Anthony Lupacchino, 24, is a man of routine. He drinks the same thing every morning – iced coffee, black – from the same coffee shop. “I have like ten of these shirts and like five pairs of these pants,” he says, gesturing to his self-styled uniform of a black t-shirt and black pants.
The repetition extends to his art as well. Buildings fascinate him. Textures. Concrete. He’s not sure why.
“I stopped like six times on the way here and took pictures of chains and weird stuff,” he says over coffee.
Not long ago, he wore a different uniform: that of a letter carrier for the U.S. Postal Service. With his standard-issue blue shirt, he wore short shorts through the month of December, drawing comments from the Baltimore residents he saw along his route. His fellow postal workers, he says, thought he was a “true freak.” But they looked out for him — urging him to seek help when he began suffering mentally and physically from the work.
The letter carrier days were long and monotonous, Lupacchino says. For eight to twelve hours per day, often six days a week, he’d pound the pavement, bringing people their mail. “It’s definitely a very depressing place to work,” he says of the Post Office. “Some people can handle it a lot better than others.” Lupacchino, ultimately, fell into the second category. The depression he’d struggled with for his whole life became crippling. He went on medical leave. He hardly left his house.

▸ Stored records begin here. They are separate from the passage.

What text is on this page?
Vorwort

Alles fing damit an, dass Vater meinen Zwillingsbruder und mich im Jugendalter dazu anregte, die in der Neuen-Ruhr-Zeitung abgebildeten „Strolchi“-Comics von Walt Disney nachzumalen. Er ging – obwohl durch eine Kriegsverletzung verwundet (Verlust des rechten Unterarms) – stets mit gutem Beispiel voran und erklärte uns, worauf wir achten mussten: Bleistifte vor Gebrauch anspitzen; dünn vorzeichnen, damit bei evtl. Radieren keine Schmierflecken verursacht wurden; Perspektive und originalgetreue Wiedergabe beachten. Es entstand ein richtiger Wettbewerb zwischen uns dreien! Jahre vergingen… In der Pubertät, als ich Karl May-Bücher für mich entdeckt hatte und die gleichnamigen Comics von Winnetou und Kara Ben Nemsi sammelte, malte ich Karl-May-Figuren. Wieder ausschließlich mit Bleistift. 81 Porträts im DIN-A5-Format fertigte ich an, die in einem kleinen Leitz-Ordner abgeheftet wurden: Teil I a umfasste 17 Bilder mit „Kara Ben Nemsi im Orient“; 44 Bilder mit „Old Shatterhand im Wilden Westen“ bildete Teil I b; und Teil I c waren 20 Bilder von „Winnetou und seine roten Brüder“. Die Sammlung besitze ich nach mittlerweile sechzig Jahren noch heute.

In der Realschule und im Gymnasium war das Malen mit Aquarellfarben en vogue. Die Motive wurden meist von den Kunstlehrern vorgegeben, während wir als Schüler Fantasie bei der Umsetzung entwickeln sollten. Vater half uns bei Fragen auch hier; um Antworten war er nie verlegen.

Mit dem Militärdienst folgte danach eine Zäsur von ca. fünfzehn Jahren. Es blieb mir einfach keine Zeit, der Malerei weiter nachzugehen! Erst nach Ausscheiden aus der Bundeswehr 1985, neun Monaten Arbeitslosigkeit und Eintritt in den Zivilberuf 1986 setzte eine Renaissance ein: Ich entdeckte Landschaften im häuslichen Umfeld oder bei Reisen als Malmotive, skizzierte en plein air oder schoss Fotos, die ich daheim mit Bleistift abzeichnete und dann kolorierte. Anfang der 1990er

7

Until, at the urging of his partner, he began taking pictures of Baltimore — on film. The medium became a kind of catharsis, a means of digesting the city landscape. “We’re not really a beautiful glassy city and I think I really enjoy that,” he says. There’s the repetition: the brick and marble of older buildings.

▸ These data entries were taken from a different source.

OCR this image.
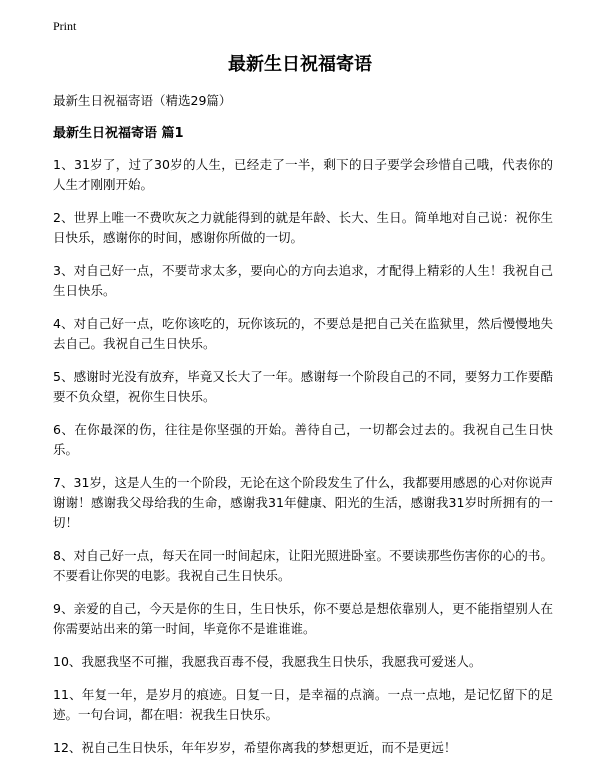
Print
最新生日祝福寄语

最新生日祝福寄语（精选29篇）

最新生日祝福寄语 篇1
1、31岁了，过了30岁的人生，已经走了一半，剩下的日子要学会珍惜自己哦，代表你的人生才刚刚开始。
2、世界上唯一不费吹灰之力就能得到的就是年龄、长大、生日。简单地对自己说：祝你生日快乐，感谢你的时间，感谢你所做的一切。
3、对自己好一点，不要苛求太多，要向心的方向去追求，才配得上精彩的人生！我祝自己生日快乐。
4、对自己好一点，吃你该吃的，玩你该玩的，不要总是把自己关在监狱里，然后慢慢地失去自己。我祝自己生日快乐。
5、感谢时光没有放弃，毕竟又长大了一年。感谢每一个阶段自己的不同，要努力工作要酷要不负众望，祝你生日快乐。
6、在你最深的伤，往往是你坚强的开始。善待自己，一切都会过去的。我祝自己生日快乐。
7、31岁，这是人生的一个阶段，无论在这个阶段发生了什么，我都要用感恩的心对你说声谢谢！感谢我父母给我的生命，感谢我31年健康、阳光的生活，感谢我31岁时所拥有的一切！
8、对自己好一点，每天在同一时间起床，让阳光照进卧室。不要读那些伤害你的心的书。不要看让你哭的电影。我祝自己生日快乐。
9、亲爱的自己，今天是你的生日，生日快乐，你不要总是想依靠别人，更不能指望别人在你需要站出来的第一时间，毕竟你不是谁谁谁。
10、我愿我坚不可摧，我愿我百毒不侵，我愿我生日快乐，我愿我可爱迷人。
11、年复一年，是岁月的痕迹。日复一日，是幸福的点滴。一点一点地，是记忆留下的足迹。一句台词，都在唱：祝我生日快乐。
12、祝自己生日快乐，年年岁岁，希望你离我的梦想更近，而不是更远！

He’s drawn to the element of chance that comes with film photography. “I like the ability to not really know what’s going to turn out, but also be in control,” he says. While digital photographers frequently take hundreds, even thousands of shots, then pick the best one, film requires patience and discipline. “There’s no like screen in the back for you to see. You’re putting faith in the medium.”
And now he has a book, titled Postal, a darkly comic reference to the cliche of “going postal.” “The book I guess is inspired from me leaving the Post Office,” he says. “Because I left the Post Office because of stuff I was going through, mentally and physically couldn’t handle the job anymore. Its kind of like a release of all that.”